Age, Income Linked to Ventilation Use of ALS Patients in Korea

Somi Igbene avatar

by Somi Igbene |

Share this article:

Share article via email
ALS assisted ventilation | ALS News Today | illustration of checkboxes with a magnifying glass

Age, socioeconomic status, and co-existing conditions are among the factors that can lead to a need for assisted ventilation in people with amyotrophic lateral sclerosis (ALS), research from Korea reports.

The study, “Factors associated with assisted ventilation use in amyotrophic lateral sclerosis: a nationwide population-based study in Korea,” was published in Scientific Reports.

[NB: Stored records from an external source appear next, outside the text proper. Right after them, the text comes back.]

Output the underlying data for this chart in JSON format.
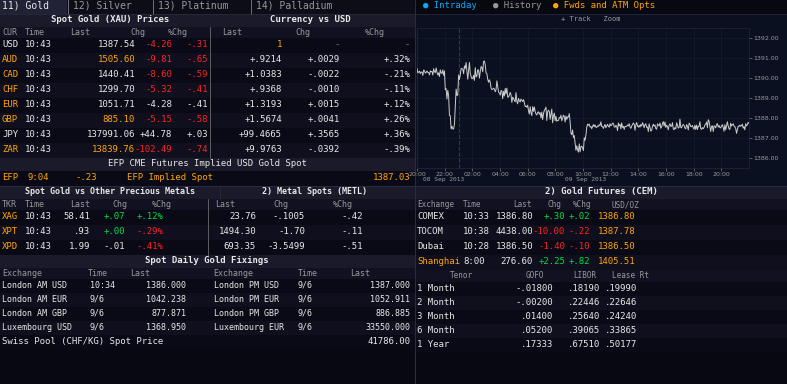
{
  "bg_color": "#080810",
  "dark_blue": "#0a0f1a",
  "orange": "#ffa500",
  "white": "#e8e8e8",
  "red": "#ff2222",
  "green": "#00dd44",
  "cyan": "#00aaff",
  "gray": "#777777",
  "light_gray": "#999999",
  "hdr_bg": "#1a1a2a",
  "col_hdr_bg": "#111122",
  "row_even": "#0a0a16",
  "row_odd": "#0f0f1e",
  "sep": "#2a2a44",
  "tab_active_bg": "#222236",
  "tab_inactive_bg": "#0d0d18",
  "chart_bg": "#0a1020",
  "tabs": [
    "11) Gold",
    "12) Silver",
    "13) Platinum",
    "14) Palladium"
  ],
  "spot_header": "Spot Gold (XAU) Prices",
  "currency_header": "Currency vs USD",
  "spot_rows": [
    {
      "cur": "USD",
      "time": "10:43",
      "last": "1387.54",
      "chg": "-4.26",
      "pchg": "-.31",
      "clast": "1",
      "cchg": "-",
      "cpchg": "-",
      "cur_c": "white",
      "last_c": "white",
      "chg_c": "red",
      "pchg_c": "red",
      "clast_c": "orange",
      "cchg_c": "gray",
      "cpchg_c": "gray"
    },
    {
      "cur": "AUD",
      "time": "10:43",
      "last": "1505.60",
      "chg": "-9.81",
      "pchg": "-.65",
      "clast": "+.9214",
      "cchg": "+.0029",
      "cpchg": "+.32%",
      "cur_c": "orange",
      "last_c": "orange",
      "chg_c": "red",
      "pchg_c": "red",
      "clast_c": "white",
      "cchg_c": "white",
      "cpchg_c": "white"
    },
    {
      "cur": "CAD",
      "time": "10:43",
      "last": "1440.41",
      "chg": "-8.60",
      "pchg": "-.59",
      "clast": "+1.0383",
      "cchg": "-.0022",
      "cpchg": "-.21%",
      "cur_c": "orange",
      "last_c": "white",
      "chg_c": "red",
      "pchg_c": "red",
      "clast_c": "white",
      "cchg_c": "white",
      "cpchg_c": "white"
    },
    {
      "cur": "CHF",
      "time": "10:43",
      "last": "1299.70",
      "chg": "-5.32",
      "pchg": "-.41",
      "clast": "+.9368",
      "cchg": "-.0010",
      "cpchg": "-.11%",
      "cur_c": "orange",
      "last_c": "white",
      "chg_c": "red",
      "pchg_c": "red",
      "clast_c": "white",
      "cchg_c": "white",
      "cpchg_c": "white"
    },
    {
      "cur": "EUR",
      "time": "10:43",
      "last": "1051.71",
      "chg": "-4.28",
      "pchg": "-.41",
      "clast": "+1.3193",
      "cchg": "+.0015",
      "cpchg": "+.12%",
      "cur_c": "orange",
      "last_c": "white",
      "chg_c": "white",
      "pchg_c": "white",
      "clast_c": "white",
      "cchg_c": "white",
      "cpchg_c": "white"
    },
    {
      "cur": "GBP",
      "time": "10:43",
      "last": "885.10",
      "chg": "-5.15",
      "pchg": "-.58",
      "clast": "+1.5674",
      "cchg": "+.0041",
      "cpchg": "+.26%",
      "cur_c": "orange",
      "last_c": "orange",
      "chg_c": "red",
      "pchg_c": "red",
      "clast_c": "white",
      "cchg_c": "white",
      "cpchg_c": "white"
    },
    {
      "cur": "JPY",
      "time": "10:43",
      "last": "137991.06",
      "chg": "+44.78",
      "pchg": "+.03",
      "clast": "+99.4665",
      "cchg": "+.3565",
      "cpchg": "+.36%",
      "cur_c": "white",
      "last_c": "white",
      "chg_c": "white",
      "pchg_c": "white",
      "clast_c": "white",
      "cchg_c": "white",
      "cpchg_c": "white"
    },
    {
      "cur": "ZAR",
      "time": "10:43",
      "last": "13839.76",
      "chg": "-102.49",
      "pchg": "-.74",
      "clast": "+9.9763",
      "cchg": "-.0392",
      "cpchg": "-.39%",
      "cur_c": "orange",
      "last_c": "orange",
      "chg_c": "red",
      "pchg_c": "red",
      "clast_c": "white",
      "cchg_c": "white",
      "cpchg_c": "white"
    }
  ],
  "efp_header": "EFP CME Futures Implied USD Gold Spot",
  "efp_label": "EFP",
  "efp_time": "9:04",
  "efp_chg": "-.23",
  "efp_implied": "EFP Implied Spot",
  "efp_value": "1387.03",
  "metals_header": "Spot Gold vs Other Precious Metals",
  "metl_header": "2) Metal Spots (METL)",
  "metals_rows": [
    {
      "tkr": "XAG",
      "time": "10:43",
      "last": "58.41",
      "chg": "+.07",
      "pchg": "+.12%",
      "mlast": "23.76",
      "mchg": "-.1005",
      "mpchg": "-.42",
      "tkr_c": "orange",
      "chg_c": "green",
      "pchg_c": "green"
    },
    {
      "tkr": "XPT",
      "time": "10:43",
      "last": ".93",
      "chg": "+.00",
      "pchg": "-.29%",
      "mlast": "1494.30",
      "mchg": "-1.70",
      "mpchg": "-.11",
      "tkr_c": "orange",
      "chg_c": "green",
      "pchg_c": "red"
    },
    {
      "tkr": "XPD",
      "time": "10:43",
      "last": "1.99",
      "chg": "-.01",
      "pchg": "-.41%",
      "mlast": "693.35",
      "mchg": "-3.5499",
      "mpchg": "-.51",
      "tkr_c": "orange",
      "chg_c": "white",
      "pchg_c": "red"
    }
  ],
  "fixings_header": "Spot Daily Gold Fixings",
  "fixings_rows": [
    {
      "ex1": "London AM USD",
      "t1": "10:34",
      "l1": "1386.000",
      "ex2": "London PM USD",
      "t2": "9/6",
      "l2": "1387.000"
    },
    {
      "ex1": "London AM EUR",
      "t1": "9/6",
      "l1": "1042.238",
      "ex2": "London PM EUR",
      "t2": "9/6",
      "l2": "1052.911"
    },
    {
      "ex1": "London AM GBP",
      "t1": "9/6",
      "l1": "877.871",
      "ex2": "London PM GBP",
      "t2": "9/6",
      "l2": "886.885"
    },
    {
      "ex1": "Luxembourg USD",
      "t1": "9/6",
      "l1": "1368.950",
      "ex2": "Luxembourg EUR",
      "t2": "9/6",
      "l2": "33550.000"
    }
  ],
  "swiss_label": "Swiss Pool (CHF/KG) Spot Price",
  "swiss_value": "41786.00",
  "futures_header": "2) Gold Futures (CEM)",
  "futures_rows": [
    {
      "ex": "COMEX",
      "time": "10:33",
      "last": "1386.80",
      "chg": "+.30",
      "pchg": "+.02",
      "usd": "1386.80",
      "ex_c": "white",
      "chg_c": "green",
      "pchg_c": "green"
    },
    {
      "ex": "TOCOM",
      "time": "10:38",
      "last": "4438.00",
      "chg": "-10.00",
      "pchg": "-.22",
      "usd": "1387.78",
      "ex_c": "white",
      "chg_c": "red",
      "pchg_c": "red"
    },
    {
      "ex": "Dubai",
      "time": "10:28",
      "last": "1386.50",
      "chg": "-1.40",
      "pchg": "-.10",
      "usd": "1386.50",
      "ex_c": "white",
      "chg_c": "red",
      "pchg_c": "red"
    },
    {
      "ex": "Shanghai",
      "time": "8:00",
      "last": "276.60",
      "chg": "+2.25",
      "pchg": "+.82",
      "usd": "1405.51",
      "ex_c": "orange",
      "chg_c": "green",
      "pchg_c": "green"
    }
  ],
  "rates_rows": [
    {
      "tenor": "1 Month",
      "gofo": "-.01800",
      "libor": ".18190",
      "lease": ".19990"
    },
    {
      "tenor": "2 Month",
      "gofo": "-.00200",
      "libor": ".22446",
      "lease": ".22646"
    },
    {
      "tenor": "3 Month",
      "gofo": ".01400",
      "libor": ".25640",
      "lease": ".24240"
    },
    {
      "tenor": "6 Month",
      "gofo": ".05200",
      "libor": ".39065",
      "lease": ".33865"
    },
    {
      "tenor": "1 Year",
      "gofo": ".17333",
      "libor": ".67510",
      "lease": ".50177"
    }
  ],
  "chart_yticks": [
    1386,
    1387,
    1388,
    1389,
    1390,
    1391,
    1392
  ],
  "chart_ytick_labels": [
    "1386.00",
    "1387.00",
    "1388.00",
    "1389.00",
    "1390.00",
    "1391.00",
    "1392.00"
  ],
  "chart_xtick_labels": [
    "20:00",
    "22:00",
    "02:00",
    "04:00",
    "06:00",
    "08:00",
    "10:00",
    "12:00",
    "14:00",
    "16:00",
    "18:00",
    "20:00"
  ],
  "chart_date1": "08 Sep 2013",
  "chart_date2": "09 Sep 2013",
  "intraday_label": "Intraday",
  "history_label": "History",
  "fwds_label": "Fwds and ATM Opts"
}
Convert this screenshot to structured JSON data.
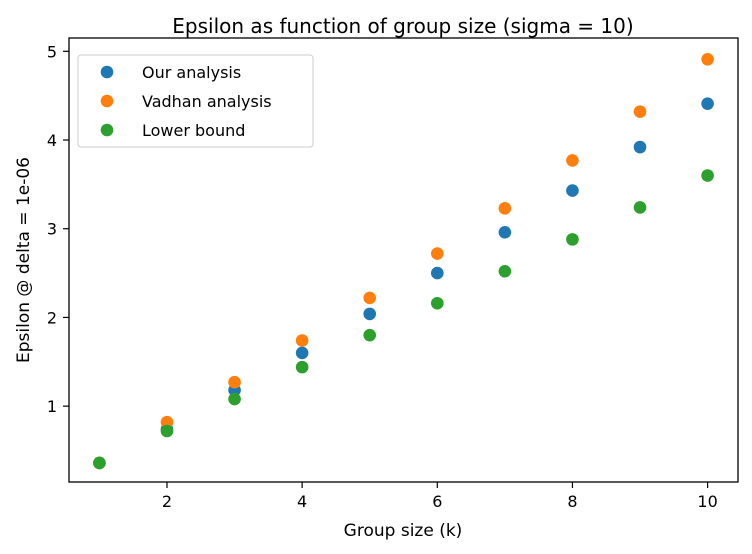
{
  "chart_data": {
    "type": "scatter",
    "title": "Epsilon as function of group size (sigma = 10)",
    "xlabel": "Group size (k)",
    "ylabel": "Epsilon @ delta = 1e-06",
    "xlim": [
      0.55,
      10.45
    ],
    "ylim": [
      0.145,
      5.15
    ],
    "xticks": [
      2,
      4,
      6,
      8,
      10
    ],
    "yticks": [
      1,
      2,
      3,
      4,
      5
    ],
    "grid": false,
    "legend_position": "upper-left",
    "series": [
      {
        "name": "Our analysis",
        "color": "#1f77b4",
        "x": [
          1,
          2,
          3,
          4,
          5,
          6,
          7,
          8,
          9,
          10
        ],
        "y": [
          0.36,
          0.74,
          1.18,
          1.6,
          2.04,
          2.5,
          2.96,
          3.43,
          3.92,
          4.41
        ]
      },
      {
        "name": "Vadhan analysis",
        "color": "#ff7f0e",
        "x": [
          1,
          2,
          3,
          4,
          5,
          6,
          7,
          8,
          9,
          10
        ],
        "y": [
          0.36,
          0.82,
          1.27,
          1.74,
          2.22,
          2.72,
          3.23,
          3.77,
          4.32,
          4.91
        ]
      },
      {
        "name": "Lower bound",
        "color": "#2ca02c",
        "x": [
          1,
          2,
          3,
          4,
          5,
          6,
          7,
          8,
          9,
          10
        ],
        "y": [
          0.36,
          0.72,
          1.08,
          1.44,
          1.8,
          2.16,
          2.52,
          2.88,
          3.24,
          3.6
        ]
      }
    ]
  }
}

Since ALS affects the diaphragm muscles and a person’s breathing ability, many with ALS will need assisted ventilation — the process of using a machine to support breathing — at some point in the course of their disease. It can be either invasive, and given via a tracheostomy or a surgical incision of the windpipe, or non-invasive.

Recommended Reading
invasive ventilation outcomes

Ventilation Support May Explain Why African American ALS Patients Live Longer

Non-invasive ventilation is the treatment of choice for breathing difficulties in ALS patients. Guidelines from the American Academy of Neurology recommend that patients start using this form of ventilation when their forced vital capacity — the amount of air they can forcibly exhale during a lung test — falls below 50% of the predicted value.

However, previous studies have found that only 36% of patients who reach that threshold of lung function are using assisted ventilation, the researchers noted.

A number of factors, such as sex, age, marital status, and disease severity are thought to affect the use of non-invasive ventilation, but most studies involved patients in Western countries.

A team of researchers in Korea sought to investigate the overall use of assisted ventilation and factors linked to its use among ALS patients in that country Koreans with ALS.

“Ethnic differences in ALS regarding genetic variation between the European and Korean populations have been reported, which could lead to different processes of disease progression and management strategies,” the researchers wrote. They included socioeconomic status due to the costs of managing ALS in aging populations.

A rare disease, nationwide registry data search identified 3,057 people diagnosed with ALS in Korea between 2011 and 2017, and followed for about six years. Among them, 1,228 (40%) started using assisted ventilation during the follow-up period, with 956 (31.3%) using non-invasive ventilation, and 272 (8.9%) needing tracheostomy invasive ventilation.

Overall, no relationship was found between sex and use of assisted ventilation. However, statistical analyses demonstrated that a gastrostomy (a tube placed into the stomach for nutritional support), pneumonia, a greater number of co-existing conditions (comorbidities), a higher income, and use of specialized-care (tertiary) hospitals were all independently associated with an increased likelihood of a patient using ventilatory support.

In contrast, patients who were 70 or older, lived in non-metropolitan areas, and had what is called “medical aid” insurance — possibly as opposed to national health insurance — were less likely to use assisted ventilation.

People ages 60 to 69 were the largest group by age on assisted ventilation (34.9% of 1,228, or 428 patients) followed by those in their 50s (28.7% or 352 patients).

Researchers speculated that the lower relative use of assisted ventilation in more elderly patients may be “due to low life expectancy in real-world practice,” they wrote.

When studying data according to the type of assisted ventilation used, higher income earners and users of tertiary hospitals were found to be more likely to use non-invasive ventilation, which again particularly dropped among those 70 or older. No association was found between these factors and the use of tracheostomy invasive ventilation.

Patients needing a nasogastric tube — which carries food and medicine to the stomach through the nose — were more likely to use tracheostomy invasive ventilation than non-invasive ventilation, given that the “masks or nasal prongs for NIV [non-invasive ventilation] might be intolerable” for these people.

Of note, a significant association between lesser use of assisted ventilation and living in non-metropolitan areas was only observed in women, while an association between higher income and use of ventilatory support was only seen in men.

A study limitation, the researchers noted, was reliance on data that lacked respiratory symptoms, disease severity, and ALS subtype, as well as the results of pulmonary function tests.

“We found that various factors, including age, socioeconomic status, and medical condition, were related with assisted ventilation use,” the researchers wrote. “Understanding the pattern of assisted ventilation use would help set optimal management strategies in patients with ALS.”